Try telling the seven teams Bryant played against that he didn't exist.
HIT OR MYTH
On Dec. 26, ESPN, the cable sports network, tried something new. It set out to telecast all nine opening-day races from Santa Anita. Nice idea, right? That's what the people at ESPN thought, until they began getting phone calls from an assortment of individuals and publications, all insisting that it's illegal to air more than two races on one broadcast—that two races are news but a full card is disseminating gambling information.
Since the broadcast, which was finally cut to eight races for lack of time, ESPN's lawyers, who had already conducted two searches for legal impediments, have instituted yet another. Nevertheless, they have come to the conclusion that no such regulation exists. "There's a lot of folklore and myth connected with horse racing," says Eric Kemmler, assistant general counsel for ESPN. "It's a different subculture. This myth of only being allowed to broadcast two races a day, we can't find it anywhere."

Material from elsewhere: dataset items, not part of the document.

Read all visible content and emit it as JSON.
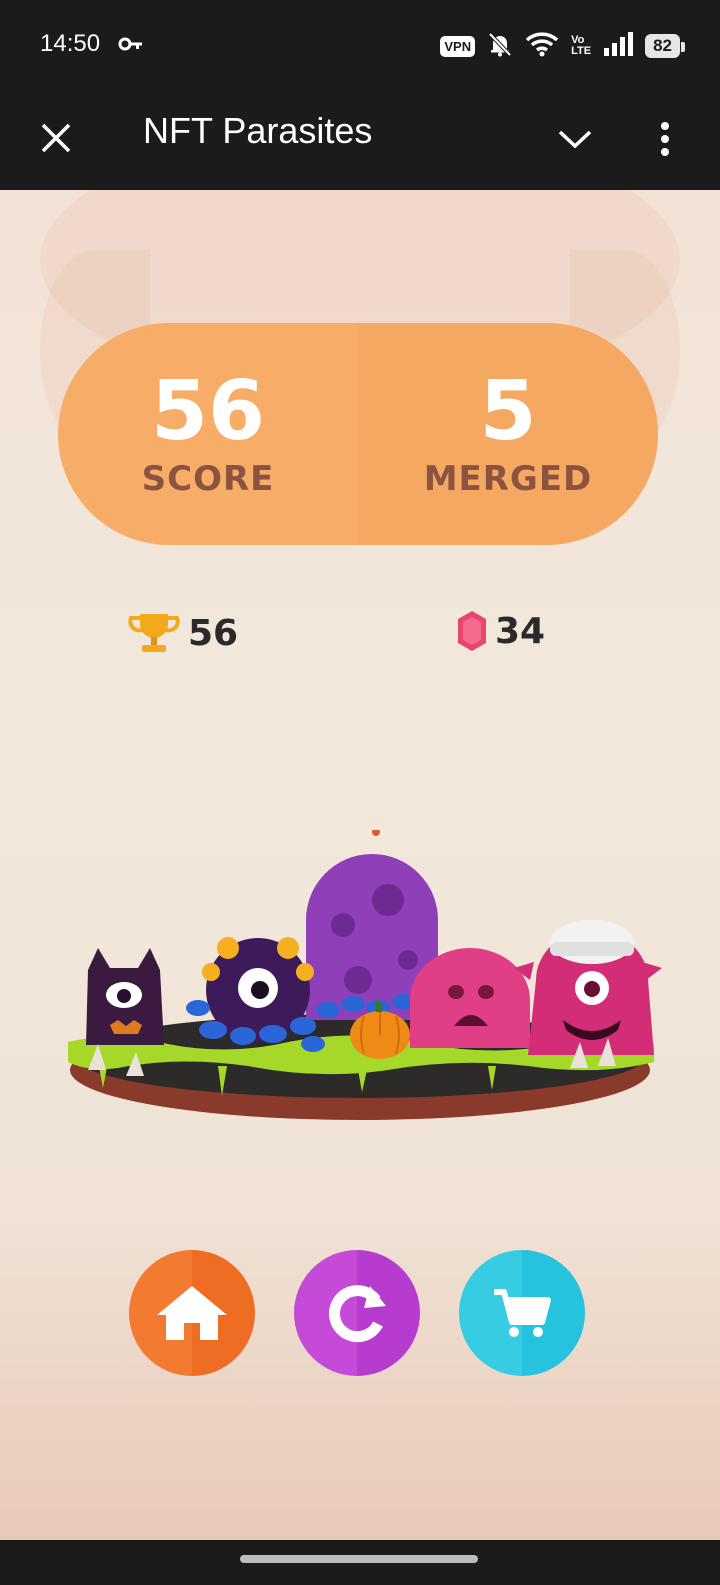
{
  "status_bar": {
    "time": "14:50",
    "vpn_label": "VPN",
    "volte_label_top": "Vo",
    "volte_label_bottom": "LTE",
    "battery_level": "82",
    "icons": [
      "key-icon",
      "silent-bell-icon",
      "wifi-icon",
      "signal-icon",
      "battery-icon"
    ]
  },
  "app_bar": {
    "title": "NFT Parasites",
    "icons": [
      "close-icon",
      "chevron-down-icon",
      "more-vert-icon"
    ]
  },
  "score_panel": {
    "score_value": "56",
    "score_label": "SCORE",
    "merged_value": "5",
    "merged_label": "MERGED"
  },
  "stats": {
    "best_score": "56",
    "gems": "34"
  },
  "actions": {
    "icons": [
      "home-icon",
      "restart-icon",
      "cart-icon"
    ]
  },
  "colors": {
    "score_panel": "#f7ad67",
    "score_label": "#8a5440",
    "home_button": "#f37a31",
    "restart_button": "#c44ad7",
    "shop_button": "#36cde4"
  }
}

The only reference to the matter that Kemmler could find, he says, was an FCC report that stated that the regulatory body would consider the broadcasting of horse racing on a case by case basis if there were complaints about it.
ESPN intends to telecast more racing eventually, although it has no specific plans so far. "We think it's a nice, distinct feature," says Kemmler. Meanwhile the scuttlebutt from Las Vegas is that the bookies concur. On Dec. 26 their business was up 50% and more.
CHALLENGING A CHALLENGE
In a letter published in SI's 19TH HOLE on Nov. 23, Jim Miller, the NFL Management Council's director of information, complained that an earlier letter (SI, Nov. 9) from an official of the NFL Players Association had greatly overstated profits earned by the league's 28 teams. Charging that the union official's estimates were "grossly incorrect" and based on "nebulous" sources, Miller's letter said that according to a league-commissioned audit, NFL clubs had turned an average profit of $836,000 in 1979 and that, by the best available estimate, profits had declined to barely $400,000 per team in 1980.

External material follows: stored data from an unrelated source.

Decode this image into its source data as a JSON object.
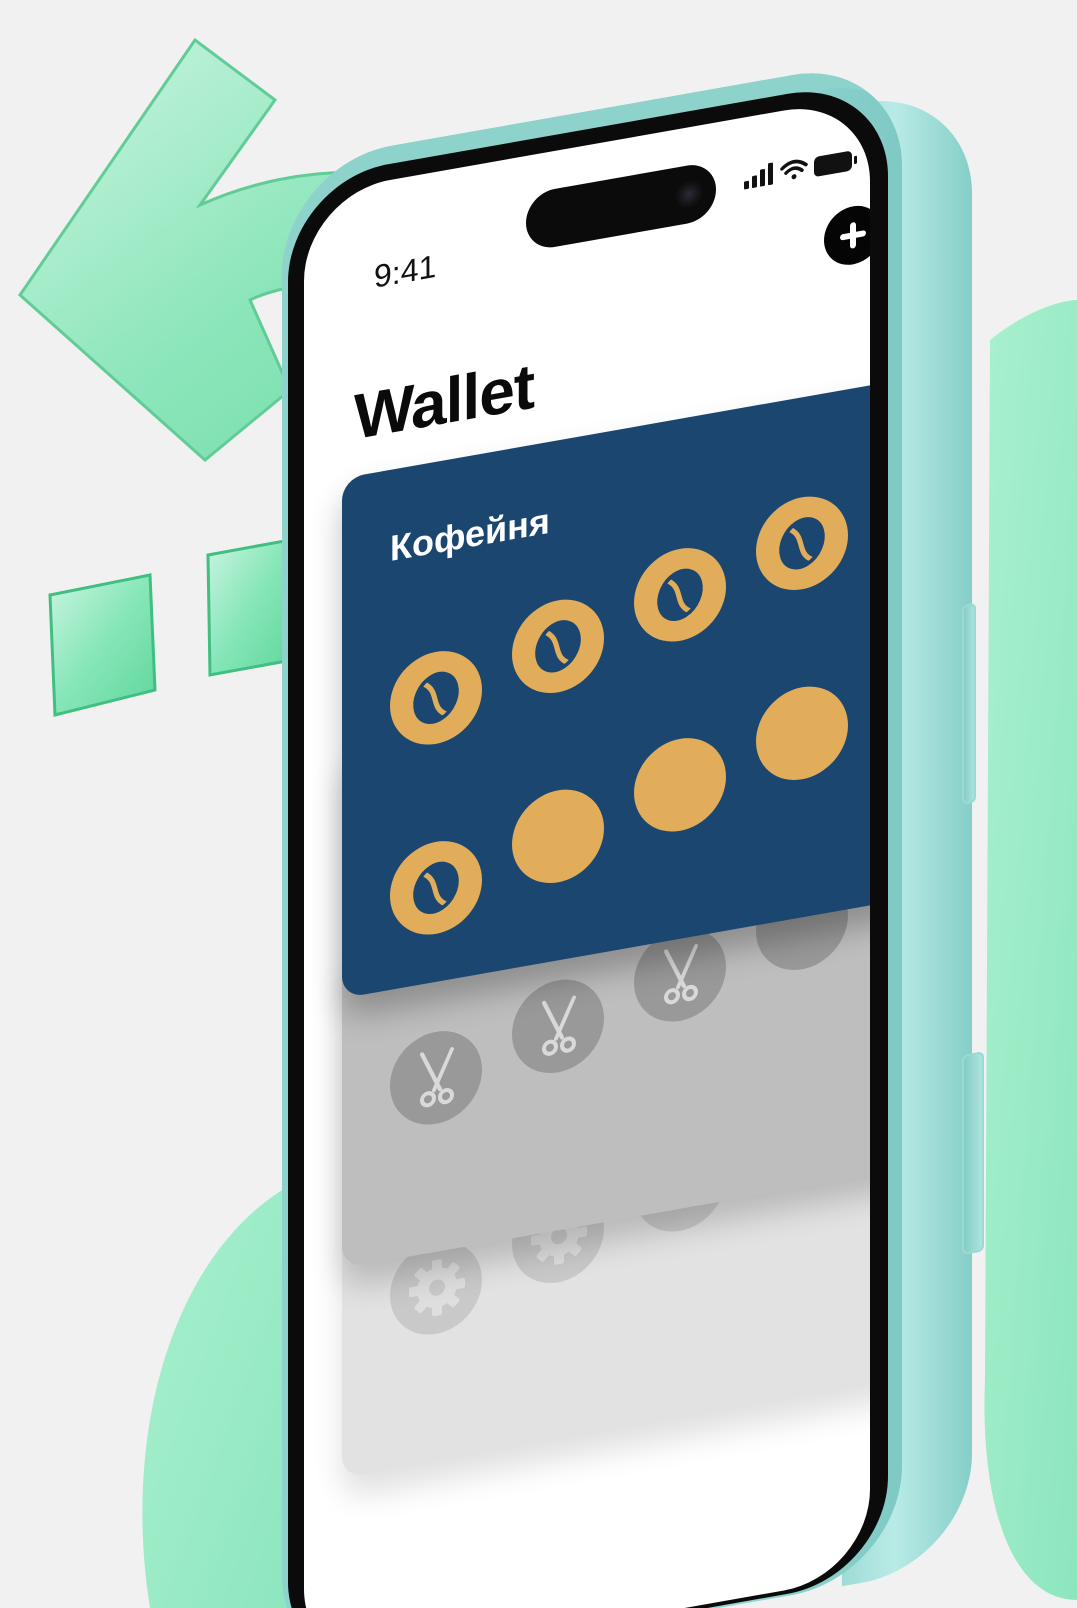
{
  "status_bar": {
    "time": "9:41",
    "icons": [
      "signal-icon",
      "wifi-icon",
      "battery-icon"
    ]
  },
  "header": {
    "add_button_icon": "plus-icon"
  },
  "page": {
    "title": "Wallet"
  },
  "cards": [
    {
      "name": "Кофейня",
      "background_color": "#1a4670",
      "stamp_color": "#e2ad5a",
      "stamp_icon": "coffee-bean-icon",
      "stamps_total": 8,
      "stamps_collected": 5
    },
    {
      "name": "",
      "background_color": "#bebebe",
      "stamp_color": "#999999",
      "stamp_icon": "scissors-icon",
      "stamps_total": 4,
      "stamps_collected": 3
    },
    {
      "name": "",
      "background_color": "#e2e2e2",
      "stamp_color": "#c9c9c9",
      "stamp_icon": "gear-icon",
      "stamps_total": 4,
      "stamps_collected": 2
    }
  ],
  "colors": {
    "accent_mint": "#7ee3b6",
    "phone_frame": "#9fdcd6",
    "background": "#f1f1f2"
  }
}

Shortly after Miller's letter was published, NFL Commissioner Pete Rozelle, testifying before a congressional subcommittee, cited the same audit in asserting that NFL teams had averaged a $1.75 million profit in 1979 and an estimated $1.4 million in '80.

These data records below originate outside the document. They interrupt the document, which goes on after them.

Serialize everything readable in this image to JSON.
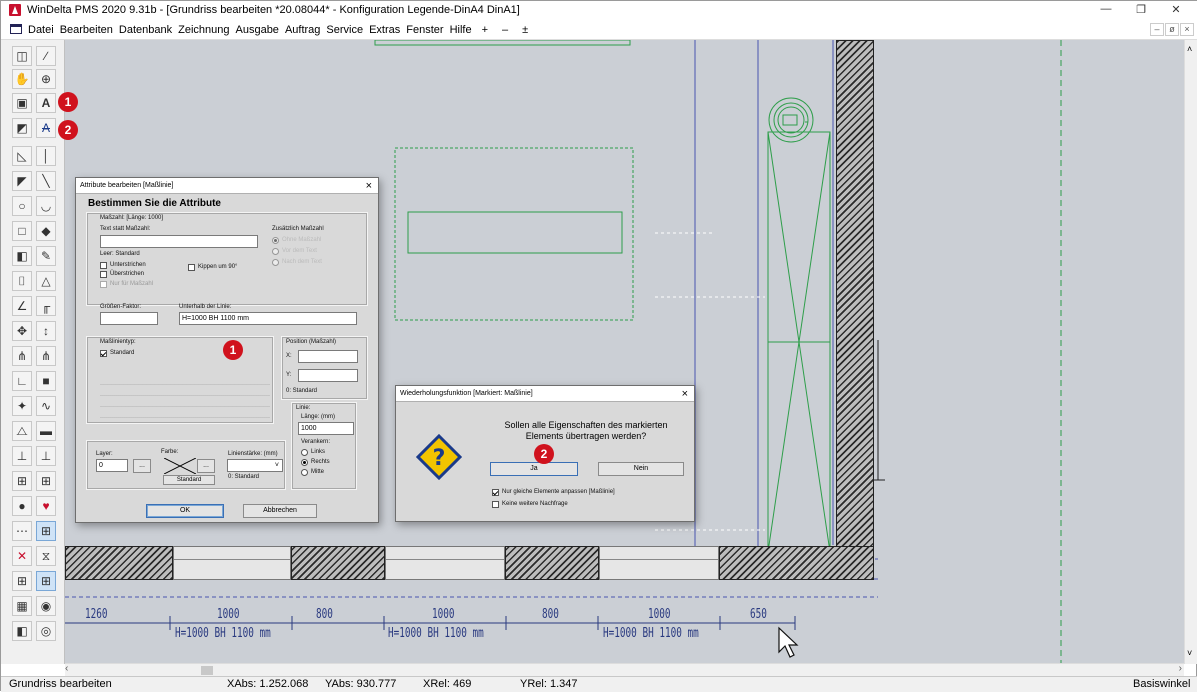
{
  "window": {
    "title": "WinDelta PMS 2020 9.31b - [Grundriss bearbeiten *20.08044* - Konfiguration Legende-DinA4 DinA1]",
    "minimize": "—",
    "restore": "❐",
    "close": "✕"
  },
  "menu": {
    "items": [
      "Datei",
      "Bearbeiten",
      "Datenbank",
      "Zeichnung",
      "Ausgabe",
      "Auftrag",
      "Service",
      "Extras",
      "Fenster",
      "Hilfe",
      "+",
      "–",
      "±"
    ],
    "mdi": [
      "–",
      "ø",
      "×"
    ]
  },
  "toolbox": {
    "badges": [
      "1",
      "2"
    ]
  },
  "drawing": {
    "dimensions": [
      "1260",
      "1000",
      "800",
      "1000",
      "800",
      "1000",
      "650"
    ],
    "dim_labels": [
      "H=1000  BH 1100 mm",
      "H=1000  BH 1100 mm",
      "H=1000  BH 1100 mm"
    ],
    "colors": {
      "dimension": "#2a3a80",
      "green": "#2e9e4a",
      "canvas": "#cbcfd5"
    }
  },
  "attr_dialog": {
    "title": "Attribute bearbeiten [Maßlinie]",
    "heading": "Bestimmen Sie die Attribute",
    "group_masszahl": "Maßzahl: [Länge: 1000]",
    "text_statt_label": "Text statt Maßzahl:",
    "leer_standard": "Leer: Standard",
    "unterstrichen": "Unterstrichen",
    "ueberstrichen": "Überstrichen",
    "nur_masszahl": "Nur für Maßzahl",
    "kippen": "Kippen um 90°",
    "zusaetzlich_label": "Zusätzlich Maßzahl",
    "zus_options": [
      "Ohne Maßzahl",
      "Vor dem Text",
      "Nach dem Text"
    ],
    "groessen_faktor": "Größen-Faktor:",
    "unterhalb_label": "Unterhalb der Linie:",
    "unterhalb_value": "H=1000  BH 1100 mm",
    "masslinientyp": "Maßlinientyp:",
    "standard": "Standard",
    "position_label": "Position (Maßzahl)",
    "x_label": "X:",
    "y_label": "Y:",
    "pos_standard": "0: Standard",
    "linie_label": "Linie:",
    "laenge_label": "Länge: (mm)",
    "laenge_value": "1000",
    "verankern_label": "Verankern:",
    "verankern_options": [
      "Links",
      "Rechts",
      "Mitte"
    ],
    "layer_label": "Layer:",
    "layer_value": "0",
    "farbe_label": "Farbe:",
    "farbe_value": "Standard",
    "linienstaerke_label": "Linienstärke: (mm)",
    "linienstaerke_value": "0: Standard",
    "more_btn": "...",
    "ok": "OK",
    "cancel": "Abbrechen",
    "badge": "1"
  },
  "repeat_dialog": {
    "title": "Wiederholungsfunktion [Markiert: Maßlinie]",
    "question": "Sollen alle Eigenschaften des markierten Elements übertragen werden?",
    "yes": "Ja",
    "no": "Nein",
    "check1": "Nur gleiche Elemente anpassen [Maßlinie]",
    "check2": "Keine weitere Nachfrage",
    "badge": "2"
  },
  "status": {
    "mode": "Grundriss bearbeiten",
    "xabs": "XAbs: 1.252.068",
    "yabs": "YAbs: 930.777",
    "xrel": "XRel: 469",
    "yrel": "YRel: 1.347",
    "right": "Basiswinkel"
  }
}
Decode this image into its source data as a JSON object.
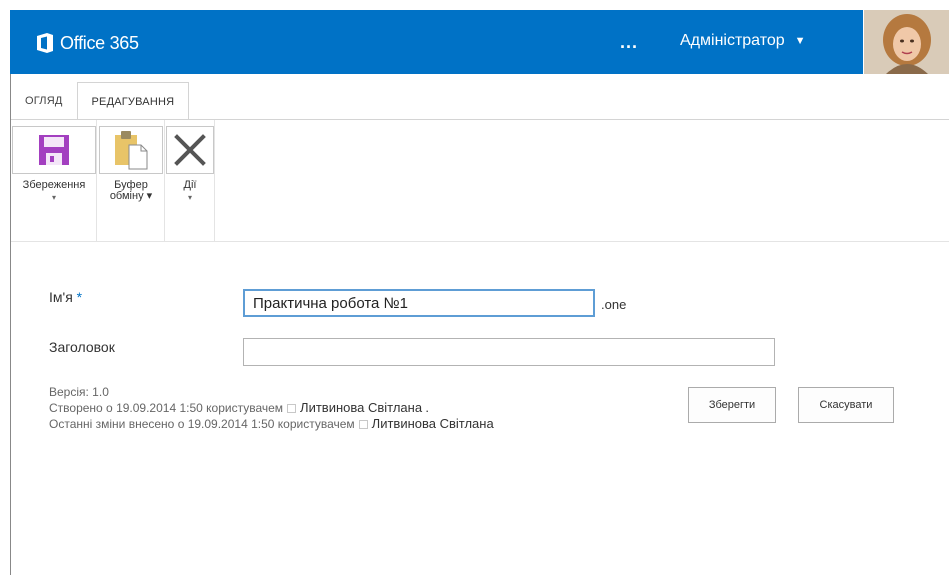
{
  "suitebar": {
    "brand": "Office 365",
    "more_label": "...",
    "user_name": "Адміністратор",
    "user_caret": "▼",
    "accent": "#0072c6"
  },
  "tabs": [
    {
      "label": "ОГЛЯД",
      "active": false
    },
    {
      "label": "РЕДАГУВАННЯ",
      "active": true
    }
  ],
  "ribbon": {
    "save_label": "Збереження",
    "clipboard_label_1": "Буфер",
    "clipboard_label_2": "обміну",
    "actions_label": "Дії",
    "dropdown_arrow": "▾",
    "icons": [
      "save-icon",
      "clipboard-icon",
      "delete-icon"
    ]
  },
  "form": {
    "name_label": "Ім'я",
    "required_mark": "*",
    "name_value": "Практична робота №1",
    "extension": ".one",
    "title_label": "Заголовок",
    "title_value": ""
  },
  "meta": {
    "version": "Версія: 1.0",
    "created_prefix": "Створено о 19.09.2014 1:50  користувачем",
    "created_author": "Литвинова Світлана",
    "created_suffix": ".",
    "modified_prefix": "Останні зміни внесено о 19.09.2014 1:50  користувачем",
    "modified_author": "Литвинова Світлана"
  },
  "buttons": {
    "save": "Зберегти",
    "cancel": "Скасувати"
  }
}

Asked about the discrepancies, Miller replied that ticket receipts in 1980 had averaged $300,000 more per team than had been realized when he wrote his letter. Beyond that, Miller said, his figures had reflected profits after taxes while Rozelle's were pre-tax figures. "We haven't resolved whether we should use pre-tax or after-tax figures," Miller said. "We should be more consistent."
Left unexplained in Miller's explanation, however, was the fact that his letter had used 1978 "pre-tax profit" figures for purposes of comparison with the 1979 and 1980 profits, leaving readers to infer that the latter two were also pre-tax figures.
"I plead guilty," Miller says. "In that instance, I wasn't being consistent."
ILLUSTRATION
THEY SAID IT
•Joe DeLamielleure, NFL offensive guard known as a "blue collar" player because he was born in Detroit and has worked for the Buffalo Bills and the Cleveland Browns: "My only fear is that they'll put a franchise in Gary, Indiana."
•Elisha Obed, former WBC junior middleweight champion, when asked to name his best punch: "I don't know. I never hit myself."
•Hayden Fry, Iowa football coach, when comedian George Gobel said he could run, pass, go to his left and right, but might not make it academically at Iowa: "You'd be right at home with my guys."
•Louis Breeden, Cincinnati Bengal defensive back, when asked why he didn't spike the ball after returning an interception 102 yards: "I was too tired."
•Al McGuire, on gamblers who befriend college athletes: "You must try to teach your players that if there are creeps hanging around, there's a reason. It's like when you bring flowers home to your wife and say there's no reason. There's a reason."
•Don Maloney, New York Ranger wing, revealing his New Year's resolution: "To get as many goals this year as Wayne Gretzky got last week."